Qualification for the 2015 Little League World Series took place in eight United States regions and eight international regions from June through August 2015. Starting this year, all eight United States regional tournaments used a modified double elimination format and moved away from the round robin format used since the 1990s.

United States

Great Lakes
The tournament took place in Indianapolis, Indiana from August 9–15.

Mid-Atlantic
The tournament took place in Bristol, Connecticut from August 10–16.

Midwest
The tournament took place in Indianapolis, Indiana from August 9–15.

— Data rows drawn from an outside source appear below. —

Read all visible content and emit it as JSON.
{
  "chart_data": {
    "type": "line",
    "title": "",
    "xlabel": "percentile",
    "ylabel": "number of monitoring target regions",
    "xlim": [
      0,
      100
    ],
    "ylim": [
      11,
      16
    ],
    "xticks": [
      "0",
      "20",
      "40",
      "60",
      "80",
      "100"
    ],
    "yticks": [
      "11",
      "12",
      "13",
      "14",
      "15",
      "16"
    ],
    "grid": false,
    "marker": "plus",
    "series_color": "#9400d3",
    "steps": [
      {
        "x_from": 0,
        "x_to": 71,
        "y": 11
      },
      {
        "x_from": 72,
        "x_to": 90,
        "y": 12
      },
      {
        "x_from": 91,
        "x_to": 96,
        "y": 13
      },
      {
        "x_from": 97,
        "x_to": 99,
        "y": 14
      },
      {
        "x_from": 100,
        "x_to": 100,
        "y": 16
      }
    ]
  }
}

Note: North Dakota and South Dakota are organized into a single Little League district.

New England
The tournament took place in Bristol, Connecticut from August 10–16.

Northwest
The tournament took place in San Bernardino, California from August 9–15.

Southeast
The tournament took place in Warner Robins, Georgia from August 7–13.

Southwest
The tournament took place in Waco, Texas from August 7–13.

West
The tournament took place in San Bernardino, California from August 9–15.

International

Asia-Pacific and Middle East
The tournament took place in Guilin, China from July 13–21.

Australia
The tournament took place in Lismore, New South Wales on June 4–9. The top two teams in each pool advance to the elimination round, where they are seeded one through eight based on overall record. The "runs against ratio" (RAR) is used as the tiebreaker. It is calculated by the number of runs scored against a team, divided by the number of defensive innings the team played.

Canada
The tournament took place in Ottawa, Ontario from August 7–16.

Caribbean
The tournament took place in Willemstad, Curaçao from July 18–25.

Europe and Africa
The tournament took place in Kutno, Poland from July 16–23. The format of the tournament is double elimination.

Japan
The first two rounds of the tournament took place on July 19. The semifinals and championship were played on July 20. All games were played in Shirakawa, Fukushima.

Latin America
The tournament took place in Panama City, Panama from July 11–18.

Mexico
The tournament took place in Matamoros, Tamaulipas from July 11–17.